И тут я спросил у туристов: «А вы-то где были?» Я это и без того знал, но мне хотелось уточнить. Они замялись и стали переглядываться. У обоих мужиков лица сделались сразу немужицкие, а женщины (они были намного моложе) скривили презрительно губы. Одна ухмыльнулась и сказала:
— Мы в машинах были.
— Понятно… — сказал я.
— Мы там любовью занимались…
— Меня эти подробности не интересуют! — одернул я ее, но она закусила удила.
— Мальчики думали, что им это дешевле обойдется, но ничего, правда, мальчики?
— Татьяна, перестань…
— А правда, что мы будем проходить по делу свидетелями, если вы найдете жуликов?
— Татьяна, перестань! — прикрикнул на нее тот, что постарше.
Потом он, очевидно, принял решение и отвел меня в сторону.
— Вы, надеюсь, понимаете, что никто не заинтересован в огласке. Хотелось бы, чтоб эта история осталась между нами.
— Вы что, не хотите, чтоб было заведено дело? — спросил я у него.
— Понимаете, товарищ старший лейтенант, дело это несколько щекотливое, и если… Вы, конечно, попытайтесь найти магнитофон, по…
— Я попытаюсь, — пообещал я ему, собрал бутылки в авоську, укрепил на багажнике и покатил в поселок. Бутылки я взял, конечно, не для того, чтоб снимать с них отпечатки Васькиных пальцев. Они были нужны мне как аргумент в разговоре. Мне нужно было только упомянуть ему о том, что они есть и лежат у меня в сарае.
— Ну так что? — спросил я.
— Что-что? — переспросил Фомин.
— Отдашь магнитофон?
— Когда?
— Что, когда?
— Когда отдать?
— Сейчас.
— Нет, — вздохнул Фомин, — сейчас не отдам. А дня через три отдам.
— Что это еще за три дня? Он еще торгуется, понимаешь! Как миленький отдашь и в ногах будешь ползать, понимаешь, чтоб я тебя в тюрьму не посадил.
— В тюрьму ты посадить не можешь, на то твоей власти не хватит. Самое большое, что ты можешь, — это посадить меня в КПЗ.
— Сейчас нет КПЗ, — поправил я его. — Сейчас есть следственный изолятор.
— А хрен редьки не слаще, — ответил он на мою поправку.
— Значит, не хочешь возвращать? — с угрозой спросил я.
— Я же сказал, через дня три. Тебе-то не все равно?
— Но почему? — не сдержал удивления я.
— Музыку послушать хочу! — сально улыбнулся он, словно произнес какую-то похабщину.
— Ты не шути тут, понимаешь! Музыки ему захотелось… Ну, где ты эту музыку прячешь? Давай! Некогда мне тут с тобой…

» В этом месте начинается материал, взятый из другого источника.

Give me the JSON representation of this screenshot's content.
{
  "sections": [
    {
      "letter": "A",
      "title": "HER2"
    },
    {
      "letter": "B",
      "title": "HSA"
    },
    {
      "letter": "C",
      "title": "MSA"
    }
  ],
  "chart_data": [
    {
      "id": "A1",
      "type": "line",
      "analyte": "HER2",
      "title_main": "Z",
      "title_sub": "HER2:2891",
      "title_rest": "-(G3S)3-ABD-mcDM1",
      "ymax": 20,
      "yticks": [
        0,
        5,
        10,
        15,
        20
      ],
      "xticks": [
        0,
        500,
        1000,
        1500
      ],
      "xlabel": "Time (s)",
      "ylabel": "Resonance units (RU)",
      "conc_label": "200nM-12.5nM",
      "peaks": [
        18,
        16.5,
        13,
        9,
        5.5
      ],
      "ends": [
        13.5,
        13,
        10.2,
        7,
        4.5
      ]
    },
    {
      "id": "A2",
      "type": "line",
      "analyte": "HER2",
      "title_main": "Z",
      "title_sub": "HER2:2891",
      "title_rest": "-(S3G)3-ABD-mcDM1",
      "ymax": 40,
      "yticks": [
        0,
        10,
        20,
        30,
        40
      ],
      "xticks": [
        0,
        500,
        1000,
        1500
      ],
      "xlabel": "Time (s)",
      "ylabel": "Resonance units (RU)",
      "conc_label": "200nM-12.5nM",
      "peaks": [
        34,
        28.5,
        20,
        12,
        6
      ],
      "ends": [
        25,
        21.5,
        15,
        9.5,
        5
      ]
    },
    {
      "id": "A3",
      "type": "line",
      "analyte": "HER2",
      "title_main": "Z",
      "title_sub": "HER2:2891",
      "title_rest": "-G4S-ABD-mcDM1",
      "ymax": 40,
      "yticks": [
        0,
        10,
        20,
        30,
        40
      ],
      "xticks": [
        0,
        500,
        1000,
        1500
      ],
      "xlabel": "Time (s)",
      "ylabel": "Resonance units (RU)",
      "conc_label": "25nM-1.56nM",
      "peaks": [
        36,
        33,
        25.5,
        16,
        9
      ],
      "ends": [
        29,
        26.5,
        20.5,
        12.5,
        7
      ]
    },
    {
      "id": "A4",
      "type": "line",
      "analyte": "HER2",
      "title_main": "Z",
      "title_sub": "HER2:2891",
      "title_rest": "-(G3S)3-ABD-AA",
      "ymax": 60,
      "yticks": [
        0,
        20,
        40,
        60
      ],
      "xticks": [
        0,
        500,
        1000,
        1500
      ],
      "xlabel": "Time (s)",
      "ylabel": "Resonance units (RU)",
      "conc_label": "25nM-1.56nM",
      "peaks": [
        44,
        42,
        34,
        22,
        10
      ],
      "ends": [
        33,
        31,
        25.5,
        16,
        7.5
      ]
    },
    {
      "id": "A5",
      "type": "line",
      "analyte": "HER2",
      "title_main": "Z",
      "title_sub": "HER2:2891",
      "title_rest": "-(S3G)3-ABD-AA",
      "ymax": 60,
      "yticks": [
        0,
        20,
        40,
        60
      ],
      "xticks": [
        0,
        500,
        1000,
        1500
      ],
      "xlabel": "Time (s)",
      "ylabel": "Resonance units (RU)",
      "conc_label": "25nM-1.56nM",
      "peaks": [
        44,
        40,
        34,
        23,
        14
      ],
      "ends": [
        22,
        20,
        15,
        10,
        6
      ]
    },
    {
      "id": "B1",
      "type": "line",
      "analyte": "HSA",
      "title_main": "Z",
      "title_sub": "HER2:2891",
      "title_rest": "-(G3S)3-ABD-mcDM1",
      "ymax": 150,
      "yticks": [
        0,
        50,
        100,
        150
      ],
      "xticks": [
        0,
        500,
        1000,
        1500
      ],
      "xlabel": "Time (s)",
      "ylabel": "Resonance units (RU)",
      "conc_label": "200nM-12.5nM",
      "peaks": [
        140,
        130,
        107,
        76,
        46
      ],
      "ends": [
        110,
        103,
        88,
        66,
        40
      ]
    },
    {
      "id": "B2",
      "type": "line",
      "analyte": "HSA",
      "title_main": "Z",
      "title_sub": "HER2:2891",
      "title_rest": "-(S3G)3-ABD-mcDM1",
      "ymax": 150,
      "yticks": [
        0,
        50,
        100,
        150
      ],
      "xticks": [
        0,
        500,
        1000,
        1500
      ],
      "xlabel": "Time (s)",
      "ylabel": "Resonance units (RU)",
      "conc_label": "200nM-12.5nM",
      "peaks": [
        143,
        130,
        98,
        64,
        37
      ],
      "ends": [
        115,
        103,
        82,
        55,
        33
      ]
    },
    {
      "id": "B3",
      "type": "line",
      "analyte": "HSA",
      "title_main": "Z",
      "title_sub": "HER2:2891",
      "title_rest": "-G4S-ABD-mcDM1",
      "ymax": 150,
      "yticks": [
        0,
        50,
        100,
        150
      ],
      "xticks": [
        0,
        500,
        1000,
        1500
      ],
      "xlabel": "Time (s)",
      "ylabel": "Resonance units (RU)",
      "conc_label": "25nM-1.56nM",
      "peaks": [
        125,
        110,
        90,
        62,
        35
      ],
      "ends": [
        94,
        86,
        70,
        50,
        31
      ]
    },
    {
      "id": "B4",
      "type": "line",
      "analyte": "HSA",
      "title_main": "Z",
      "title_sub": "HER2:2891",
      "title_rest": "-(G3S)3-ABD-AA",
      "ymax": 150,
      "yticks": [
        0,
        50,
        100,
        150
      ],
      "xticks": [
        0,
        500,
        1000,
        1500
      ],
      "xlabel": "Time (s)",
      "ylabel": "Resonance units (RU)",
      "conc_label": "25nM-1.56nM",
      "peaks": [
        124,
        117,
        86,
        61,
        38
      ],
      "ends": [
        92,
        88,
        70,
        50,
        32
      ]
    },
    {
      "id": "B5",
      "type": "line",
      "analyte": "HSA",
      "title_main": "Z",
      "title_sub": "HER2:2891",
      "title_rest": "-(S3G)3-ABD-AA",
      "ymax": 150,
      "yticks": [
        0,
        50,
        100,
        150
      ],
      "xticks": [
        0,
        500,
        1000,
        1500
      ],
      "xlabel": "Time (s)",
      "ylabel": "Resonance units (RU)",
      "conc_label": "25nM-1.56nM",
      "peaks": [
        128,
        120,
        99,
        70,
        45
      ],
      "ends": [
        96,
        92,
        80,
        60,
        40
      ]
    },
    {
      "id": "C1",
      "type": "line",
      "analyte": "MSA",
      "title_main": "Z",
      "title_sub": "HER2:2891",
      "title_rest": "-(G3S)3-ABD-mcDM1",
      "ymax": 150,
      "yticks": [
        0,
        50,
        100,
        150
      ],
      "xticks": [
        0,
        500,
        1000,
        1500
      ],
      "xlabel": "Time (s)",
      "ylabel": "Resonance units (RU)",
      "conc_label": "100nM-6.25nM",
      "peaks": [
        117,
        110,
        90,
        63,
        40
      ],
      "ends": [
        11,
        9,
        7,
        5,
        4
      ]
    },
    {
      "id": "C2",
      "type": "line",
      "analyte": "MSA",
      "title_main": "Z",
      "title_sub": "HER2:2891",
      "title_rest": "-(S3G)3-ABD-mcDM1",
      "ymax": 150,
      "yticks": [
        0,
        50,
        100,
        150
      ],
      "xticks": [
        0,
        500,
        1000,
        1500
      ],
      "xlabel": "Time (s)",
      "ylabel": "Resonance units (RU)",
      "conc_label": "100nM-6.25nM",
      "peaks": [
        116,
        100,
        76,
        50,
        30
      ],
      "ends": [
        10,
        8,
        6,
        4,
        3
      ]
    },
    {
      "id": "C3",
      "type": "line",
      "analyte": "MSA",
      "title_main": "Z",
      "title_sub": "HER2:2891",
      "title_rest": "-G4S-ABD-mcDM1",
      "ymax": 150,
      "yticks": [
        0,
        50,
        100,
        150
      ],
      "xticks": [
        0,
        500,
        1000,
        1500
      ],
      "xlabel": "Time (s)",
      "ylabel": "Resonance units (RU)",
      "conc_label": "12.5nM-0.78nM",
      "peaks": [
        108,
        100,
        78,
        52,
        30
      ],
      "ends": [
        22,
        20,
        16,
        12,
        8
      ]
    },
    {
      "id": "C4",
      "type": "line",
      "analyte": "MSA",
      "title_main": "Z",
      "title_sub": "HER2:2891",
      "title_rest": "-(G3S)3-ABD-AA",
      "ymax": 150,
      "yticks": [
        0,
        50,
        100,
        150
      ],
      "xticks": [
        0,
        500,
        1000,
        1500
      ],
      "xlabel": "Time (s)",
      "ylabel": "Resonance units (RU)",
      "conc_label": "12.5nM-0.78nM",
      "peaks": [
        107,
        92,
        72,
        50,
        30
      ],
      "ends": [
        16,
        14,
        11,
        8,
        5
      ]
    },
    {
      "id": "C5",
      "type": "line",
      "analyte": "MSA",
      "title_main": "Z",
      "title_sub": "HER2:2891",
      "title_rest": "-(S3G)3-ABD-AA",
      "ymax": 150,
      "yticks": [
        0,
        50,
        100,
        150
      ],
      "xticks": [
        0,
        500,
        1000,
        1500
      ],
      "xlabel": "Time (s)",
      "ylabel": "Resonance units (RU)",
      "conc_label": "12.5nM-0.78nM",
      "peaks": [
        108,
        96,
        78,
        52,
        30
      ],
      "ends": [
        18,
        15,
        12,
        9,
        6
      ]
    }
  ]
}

Я заглянул под кровать, в тумбочку обшарпанного письменного стола. Магнитофона там не оказалось. Других укромных уголков в его сторожке не было. Он вообще был весь нараспашку, мой школьный товарищ Фомин. Он не стеснялся и не скрывал ни одного своего порока. И от этого они казались не такими уж страшными.
— Ну, ладно, — я сменил тон, — ты можешь по-человечески объяснить, почему сейчас отдать не хочешь? Ведь странное, ей-богу, положение получается. Милиционер поймал жулика, а тот не хочет возвращать украденное, и милиционер его, как ребенка, уговаривает. Ведь я тебя, Вася, действительно посадить могу.
— Ну, во-первых, ты меня не поймал, во-вторых, ты не милиционер.
— А кто же я?
— Да так… Нянька из детского сада. Был бы ты настоящий милиционер, давно бы всех жуликов пересажал. Их в нашем «Резисторе» навалом. Через одного. А ты нашел крайнего, Ваську Фомина, и пригребываешься к нему с утра до вечера. А музыку эту я действительно послушать хочу. Дня два-три послушаю и верну. Был бы ты, Ванька, человеком, я бы и тебе завел… — он опять скабрезно ухмыльнулся. — Там такая музыка! Одна баба там такое ноет! Потом послушаешь, когда отдам. Только сперва запрись в кабинете… — он опять улыбнулся и подмигнул. — А если хочешь побыстрее — то сам найди.
В дачном поселке главные улицы были хорошо укатаны, а кое-где и посыпаны песком, поэтому даже зимой я пользовался велосипедом. Все-таки расстояния у нас большие и везде не поспеешь при всем желании.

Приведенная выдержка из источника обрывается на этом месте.